El movimiento pasó su climaterio sin mostrar claramente donde iniciaba su declive, aunque dudamos que esto llegara a importar a sus componentes, enfrascados en sus maneras particulares de contar historias. Ninguno de ellos firmó su acta de defunción. Godard, reconocido como verdadero guardián de las esencias, no se alejó un milímetro de su camino, empecinado en una marca de fábrica especializada en fascinar o dormir al público. Truffaut, el más “americano” de todos, el que más se atrevió también a ambos lados de la cámara, consiguió de hecho un nombre al otro lado del charco, y hasta fue homenajeado por el nuevo enfant terrible USA, Steven Spielberg, que lo reclutó para una aventura mítica, Encuentros en la tercera fase (1977), donde incluso su nombre, Lacombe, era una referencia a otra obra de Louis Malle, Lacombe Lucien (1974). Varda fue mutando sus historias realistas en docudramas aún más crudos, empeñada en meter dedos en los ojos con el fin de despertar conciencias. Eric Rohmer dejó sus cuentos morales teñidos de amargura por relatos más vitalistas y hasta podríamos decir optimistas.
Exceptuando a Truffaut que nos dejó muy pronto, en 1984, los componentes de la Nouvelle vague han disfrutado de una longevidad que en algún caso ha mostrado lo inmutable que puede resultar una carrera cinematográfica a lo largo del tiempo. Hasta bien entrada la primera década de este siglo, Alain Resnais o Jacques Rivette facturaban obras reseñables (On connait la Chanson o Va savoir, respectivamente), pero finalmente la biología los hizo desaparecer a todos. Varda se marchó en 2019 tras dos maravillosos documentales, con mención especial a Caras y lugares (2017), un recorrido fotográfico personalísimo por esa Francia vaciada que desconocemos, y que consigue hacernos pasar sin darnos cuenta de la calidez al estremecimiento. Godard, último testigo, desapareció esta semana dejando como testamento otro documental, El libro de las imágenes (2018), último campo de batalla para sus partidarios y detractores.
A estas alturas de la historia podríamos asumir que no han tenido sucesores reconocidos, aunque el Nuevo cine alemán de los 70 les seguía de cerca, y el Movimiento Dogma 95 les pidió prestado sin consultar, la cámara en mano y una improvisación llevada tan al extremo que igual habría hecho arquear las cejas a toda la redacción de Cahiers.
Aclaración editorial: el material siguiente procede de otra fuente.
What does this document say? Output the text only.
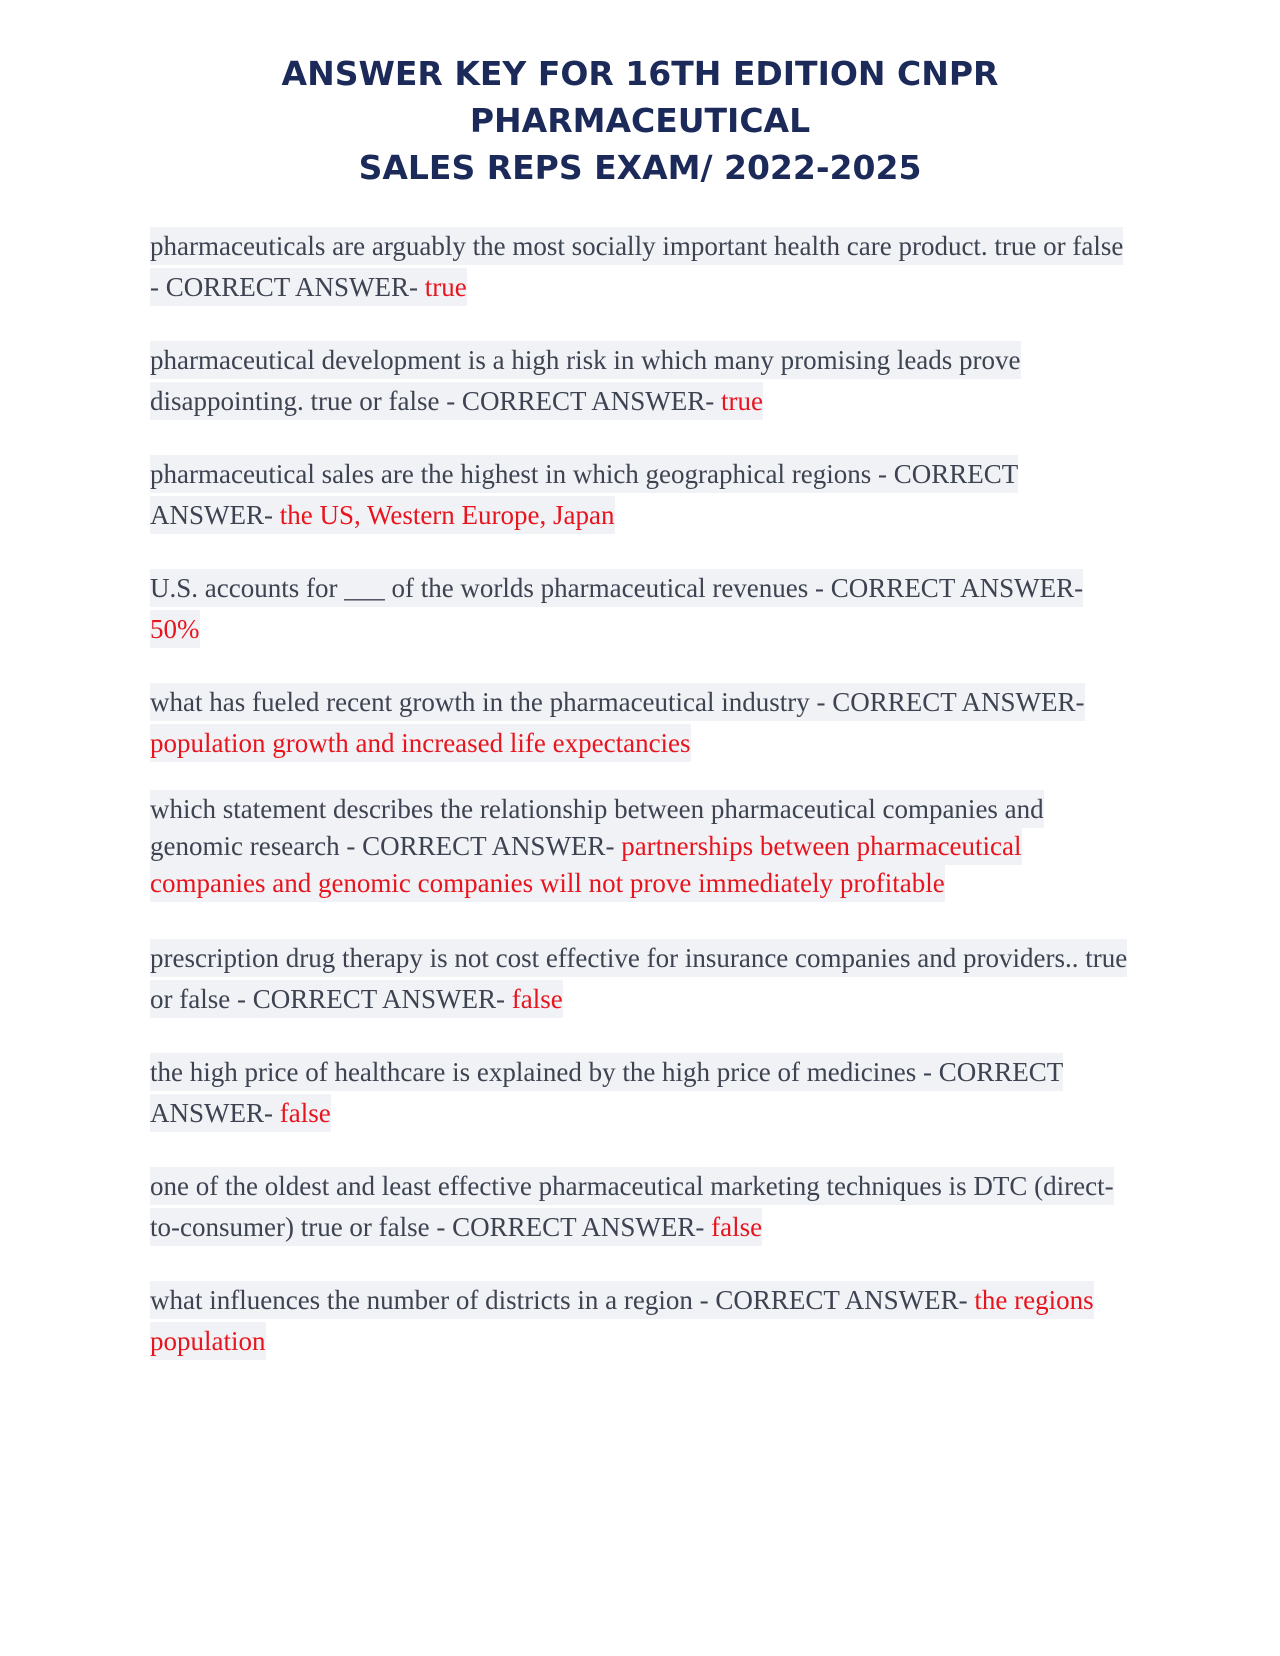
ANSWER KEY FOR 16TH EDITION CNPR PHARMACEUTICAL
SALES REPS EXAM/ 2022-2025

pharmaceuticals are arguably the most socially important health care product. true or false - CORRECT ANSWER- true

pharmaceutical development is a high risk in which many promising leads prove disappointing. true or false - CORRECT ANSWER- true

pharmaceutical sales are the highest in which geographical regions - CORRECT ANSWER- the US, Western Europe, Japan

U.S. accounts for ___ of the worlds pharmaceutical revenues - CORRECT ANSWER- 50%

what has fueled recent growth in the pharmaceutical industry - CORRECT ANSWER- population growth and increased life expectancies

which statement describes the relationship between pharmaceutical companies and genomic research - CORRECT ANSWER- partnerships between pharmaceutical companies and genomic companies will not prove immediately profitable

prescription drug therapy is not cost effective for insurance companies and providers.. true or false - CORRECT ANSWER- false

the high price of healthcare is explained by the high price of medicines - CORRECT ANSWER- false

one of the oldest and least effective pharmaceutical marketing techniques is DTC (direct-to-consumer) true or false - CORRECT ANSWER- false

what influences the number of districts in a region - CORRECT ANSWER- the regions population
En un siglo, un tiempo y un cine que no se detiene demasiado en mirar hacia atrás, acaso por no obligarse a recordar tiempos mejores, esta cuadrilla de teóricos no demasiado simpáticos, parecen darnos la espalda en la foto de grupo, como contemplando el incendio que ellos originaron, y preguntándose si todo aquel esfuerzo para cambiar el mundo y con él sus fotogramas, valió realmente la pena.